I thought this might be of interest, Parney give a good explanation on the LLNL Pension. The graph, which is very informative, is also attached.
Status of the LLNS Defined Benefit Pension Plan
As discussed at my January all-hands talk, I'd like to provide some more information about the funding status of the defined benefit pension plan and how its liabilities and funding level are determined. Note that this applies only to those employees who selected Total Compensation Plan 1 (TCP1) when they transitioned to LLNS on Oct. 1, 2007. (All other employees -- those who selected TCP2 and those hired since Oct. 1, 2007 -- are not affected.)
I want to emphasize that DOE/NNSA has repeatedly stated that they understand their responsibilities and commitment to fund contractor pension plans.
The graph below shows the plan's assets (left-hand scale), funded ratio (right-hand scale), and liability levels. As you can see, the return on assets has been quite good, growing from $1.58 billion when the assets were transferred from the UC Retirement Plan (UCRP) to $1.86 billion on Dec. 31, 2011, for an overall increase of 17.7 percent. This is significantly better than the performance the S&P 500 Index, which gained 7.3 percent during the same period. Since its inception, our plan's investment performance has been in the top third of similarly sized plans in the U.S.
Over this same period however, our plan's liabilities have grown by 125 percent, from about $800,000 at the plan's inception to almost $1.8 billion on Dec. 31, 2011. The reason for this is twofold. Liabilities have grown because plan participants continue to earn additional benefits based on increasing salary, age and years of service. This growth was fully expected and results in about half of the increase in liabilities.
The other driver for the increase in the plan's liabilities and the decline in its funded ratio has been the unprecedented drop in interest rates. Specifically, since the plan's inception, corporate bond yields have declined from about 6.5 percent to 4.9 percent. These rates are important because they are the interest rates used (as required by the Pension Protection Act of 2006) to calculate the present value of current benefits for the plan -- that is, the plan's liabilities. As these interest rates decline, the plan's liabilities increase.
As with most defined benefit pension plans, our plan is extremely sensitive to changes in these interest rates because of the age demographics of our plan's participants (average age about 50 years), because of the long period that benefits will be paid to participants and their beneficiaries (about 80 years), and because all Lab retirees prior to contract transition remained in UCRP. This is the overriding reason the plan's funding level has declined from 219 percent at the plan's inception to 104 percent on Jan. 1, 2012.

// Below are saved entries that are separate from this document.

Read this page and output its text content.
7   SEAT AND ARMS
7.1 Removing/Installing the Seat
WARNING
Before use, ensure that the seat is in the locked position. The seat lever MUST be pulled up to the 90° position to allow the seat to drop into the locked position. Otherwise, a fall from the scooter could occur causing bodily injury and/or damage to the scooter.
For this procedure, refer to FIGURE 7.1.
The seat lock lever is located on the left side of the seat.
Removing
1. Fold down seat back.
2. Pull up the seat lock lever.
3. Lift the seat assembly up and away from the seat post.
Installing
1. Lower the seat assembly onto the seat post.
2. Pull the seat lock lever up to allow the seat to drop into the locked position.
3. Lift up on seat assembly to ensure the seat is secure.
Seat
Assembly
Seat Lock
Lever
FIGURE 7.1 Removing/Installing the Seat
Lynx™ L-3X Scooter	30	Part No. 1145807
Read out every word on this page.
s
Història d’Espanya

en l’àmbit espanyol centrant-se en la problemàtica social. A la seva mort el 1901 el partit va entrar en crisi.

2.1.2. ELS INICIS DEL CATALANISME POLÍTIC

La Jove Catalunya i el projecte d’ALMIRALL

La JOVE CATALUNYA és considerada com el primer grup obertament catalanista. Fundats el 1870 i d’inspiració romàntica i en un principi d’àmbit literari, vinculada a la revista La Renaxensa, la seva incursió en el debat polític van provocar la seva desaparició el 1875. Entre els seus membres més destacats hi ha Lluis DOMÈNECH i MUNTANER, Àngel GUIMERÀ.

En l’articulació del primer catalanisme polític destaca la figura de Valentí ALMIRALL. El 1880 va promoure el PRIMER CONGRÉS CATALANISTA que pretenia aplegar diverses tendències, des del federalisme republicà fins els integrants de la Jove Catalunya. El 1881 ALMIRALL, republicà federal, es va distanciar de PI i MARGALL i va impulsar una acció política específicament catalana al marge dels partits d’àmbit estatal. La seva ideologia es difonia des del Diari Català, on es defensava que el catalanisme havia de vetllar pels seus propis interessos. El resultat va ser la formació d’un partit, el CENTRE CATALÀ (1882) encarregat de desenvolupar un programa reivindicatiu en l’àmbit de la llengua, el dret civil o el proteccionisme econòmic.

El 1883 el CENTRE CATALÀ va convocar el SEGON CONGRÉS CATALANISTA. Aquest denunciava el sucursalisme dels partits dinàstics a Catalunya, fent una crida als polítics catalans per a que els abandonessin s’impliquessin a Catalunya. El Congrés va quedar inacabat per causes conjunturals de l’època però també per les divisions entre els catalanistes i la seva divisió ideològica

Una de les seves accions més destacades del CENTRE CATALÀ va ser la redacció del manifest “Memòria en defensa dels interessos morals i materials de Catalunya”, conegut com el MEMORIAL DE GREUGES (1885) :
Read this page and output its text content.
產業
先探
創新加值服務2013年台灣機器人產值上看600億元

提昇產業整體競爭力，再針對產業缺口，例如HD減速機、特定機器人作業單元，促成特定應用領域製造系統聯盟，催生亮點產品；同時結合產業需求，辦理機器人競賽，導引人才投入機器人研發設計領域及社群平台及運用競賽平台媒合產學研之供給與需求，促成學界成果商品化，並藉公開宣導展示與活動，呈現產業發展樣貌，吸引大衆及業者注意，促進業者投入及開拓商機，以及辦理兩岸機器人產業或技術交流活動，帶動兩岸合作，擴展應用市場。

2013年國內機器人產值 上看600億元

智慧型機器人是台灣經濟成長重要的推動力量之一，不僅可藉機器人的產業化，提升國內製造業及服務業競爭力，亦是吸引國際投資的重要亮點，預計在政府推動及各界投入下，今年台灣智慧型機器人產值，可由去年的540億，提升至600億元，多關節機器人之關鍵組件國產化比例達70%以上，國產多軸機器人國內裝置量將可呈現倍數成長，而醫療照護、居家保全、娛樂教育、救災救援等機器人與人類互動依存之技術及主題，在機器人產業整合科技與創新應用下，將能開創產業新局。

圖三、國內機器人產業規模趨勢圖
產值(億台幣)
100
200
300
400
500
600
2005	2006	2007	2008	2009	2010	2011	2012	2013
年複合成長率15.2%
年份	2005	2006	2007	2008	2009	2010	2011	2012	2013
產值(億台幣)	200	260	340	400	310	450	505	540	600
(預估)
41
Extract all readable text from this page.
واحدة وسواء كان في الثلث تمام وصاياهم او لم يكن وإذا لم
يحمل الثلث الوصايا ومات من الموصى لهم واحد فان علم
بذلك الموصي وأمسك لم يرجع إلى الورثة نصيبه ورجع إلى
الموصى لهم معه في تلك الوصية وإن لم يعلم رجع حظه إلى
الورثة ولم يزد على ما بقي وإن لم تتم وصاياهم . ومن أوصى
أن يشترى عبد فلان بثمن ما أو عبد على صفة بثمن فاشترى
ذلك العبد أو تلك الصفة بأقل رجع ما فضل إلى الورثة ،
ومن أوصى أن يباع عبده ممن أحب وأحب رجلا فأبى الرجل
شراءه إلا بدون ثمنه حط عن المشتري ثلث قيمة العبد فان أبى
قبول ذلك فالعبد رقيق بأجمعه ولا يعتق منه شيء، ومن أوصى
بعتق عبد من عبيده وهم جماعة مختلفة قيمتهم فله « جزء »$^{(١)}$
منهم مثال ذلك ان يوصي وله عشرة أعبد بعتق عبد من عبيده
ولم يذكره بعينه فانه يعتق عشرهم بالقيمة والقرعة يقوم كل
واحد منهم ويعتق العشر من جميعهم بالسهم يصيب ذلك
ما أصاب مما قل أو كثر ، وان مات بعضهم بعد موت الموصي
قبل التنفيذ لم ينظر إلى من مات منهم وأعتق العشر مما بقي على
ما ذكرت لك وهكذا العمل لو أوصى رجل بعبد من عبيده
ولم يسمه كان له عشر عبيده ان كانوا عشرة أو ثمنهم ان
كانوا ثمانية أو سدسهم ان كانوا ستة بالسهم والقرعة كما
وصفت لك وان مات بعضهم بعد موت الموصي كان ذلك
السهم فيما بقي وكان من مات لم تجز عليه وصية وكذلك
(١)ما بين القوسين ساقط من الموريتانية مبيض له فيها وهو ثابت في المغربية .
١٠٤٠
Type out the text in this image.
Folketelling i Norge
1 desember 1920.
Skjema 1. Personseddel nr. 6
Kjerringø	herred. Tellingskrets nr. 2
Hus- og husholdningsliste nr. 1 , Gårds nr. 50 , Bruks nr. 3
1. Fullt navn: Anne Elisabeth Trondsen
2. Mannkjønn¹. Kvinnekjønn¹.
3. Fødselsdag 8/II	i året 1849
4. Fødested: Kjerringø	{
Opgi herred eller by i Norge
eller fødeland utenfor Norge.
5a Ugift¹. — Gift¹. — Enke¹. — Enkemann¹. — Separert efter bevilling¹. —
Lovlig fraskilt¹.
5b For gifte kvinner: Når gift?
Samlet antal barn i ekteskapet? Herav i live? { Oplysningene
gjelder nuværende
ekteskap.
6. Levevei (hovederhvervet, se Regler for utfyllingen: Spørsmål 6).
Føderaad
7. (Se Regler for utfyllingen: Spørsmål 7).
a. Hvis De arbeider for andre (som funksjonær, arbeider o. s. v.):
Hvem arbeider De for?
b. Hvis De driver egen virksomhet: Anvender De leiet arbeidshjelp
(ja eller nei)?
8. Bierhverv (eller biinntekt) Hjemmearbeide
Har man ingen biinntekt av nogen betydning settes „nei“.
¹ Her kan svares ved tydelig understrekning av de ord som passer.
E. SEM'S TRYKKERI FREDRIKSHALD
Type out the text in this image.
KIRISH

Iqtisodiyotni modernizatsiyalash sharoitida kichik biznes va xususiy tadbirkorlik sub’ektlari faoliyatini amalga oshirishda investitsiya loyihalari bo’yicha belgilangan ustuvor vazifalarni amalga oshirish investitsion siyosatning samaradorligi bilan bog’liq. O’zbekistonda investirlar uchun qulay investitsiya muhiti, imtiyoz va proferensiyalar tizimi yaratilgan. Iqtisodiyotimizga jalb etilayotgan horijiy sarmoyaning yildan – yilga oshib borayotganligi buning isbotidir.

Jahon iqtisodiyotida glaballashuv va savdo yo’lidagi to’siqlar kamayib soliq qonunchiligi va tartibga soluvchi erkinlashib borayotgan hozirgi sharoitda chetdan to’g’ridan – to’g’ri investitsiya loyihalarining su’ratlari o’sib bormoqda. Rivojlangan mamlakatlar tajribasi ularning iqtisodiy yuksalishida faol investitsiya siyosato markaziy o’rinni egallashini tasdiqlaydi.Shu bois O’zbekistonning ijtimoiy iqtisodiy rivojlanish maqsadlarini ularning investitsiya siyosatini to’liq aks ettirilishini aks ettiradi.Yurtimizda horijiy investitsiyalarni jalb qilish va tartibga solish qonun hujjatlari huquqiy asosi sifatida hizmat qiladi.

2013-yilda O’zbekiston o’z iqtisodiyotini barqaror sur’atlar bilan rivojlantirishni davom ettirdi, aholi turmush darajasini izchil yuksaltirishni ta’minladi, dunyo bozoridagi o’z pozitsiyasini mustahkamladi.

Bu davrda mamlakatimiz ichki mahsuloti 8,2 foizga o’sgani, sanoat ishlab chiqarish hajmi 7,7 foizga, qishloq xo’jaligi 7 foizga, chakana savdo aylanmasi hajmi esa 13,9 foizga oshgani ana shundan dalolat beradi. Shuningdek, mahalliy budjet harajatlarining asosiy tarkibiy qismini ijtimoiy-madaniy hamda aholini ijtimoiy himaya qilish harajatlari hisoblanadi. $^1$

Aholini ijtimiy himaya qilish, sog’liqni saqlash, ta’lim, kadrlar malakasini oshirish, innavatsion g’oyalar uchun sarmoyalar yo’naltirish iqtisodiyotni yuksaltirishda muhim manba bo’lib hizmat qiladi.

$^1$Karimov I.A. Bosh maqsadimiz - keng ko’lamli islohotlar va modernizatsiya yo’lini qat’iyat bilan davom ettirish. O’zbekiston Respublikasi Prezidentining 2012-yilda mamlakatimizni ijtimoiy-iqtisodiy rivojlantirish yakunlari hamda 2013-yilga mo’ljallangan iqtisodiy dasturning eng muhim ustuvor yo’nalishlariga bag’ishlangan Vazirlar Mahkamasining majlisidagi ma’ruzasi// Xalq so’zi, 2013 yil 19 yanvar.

As you have undoubtedly read or heard in the news media, interest rates are at an all-time low. In order to encourage economic growth, the Federal Reserve has committed to keeping interest rates at or near their current level until 2014. As a result, we do not expect our defined benefit pension plan to start a meaningful recovery for at least a couple of years.
Contributions are not legally required at this time. They will be required when the plan's funding ratio drops such that the surplus assets are insufficient to cover the normal ongoing benefit increases. We have presented this information, along with projected contribution requirements, to NNSA and requested the start of employer and employee contributions to prevent future funding shortfalls.
I am continuing to work with NNSA to resolve this situation. I am committed to ensuring the future financial solvency of our defined benefit pension plan and will elevate the issue to increasingly higher levels as necessary to achieve this goal.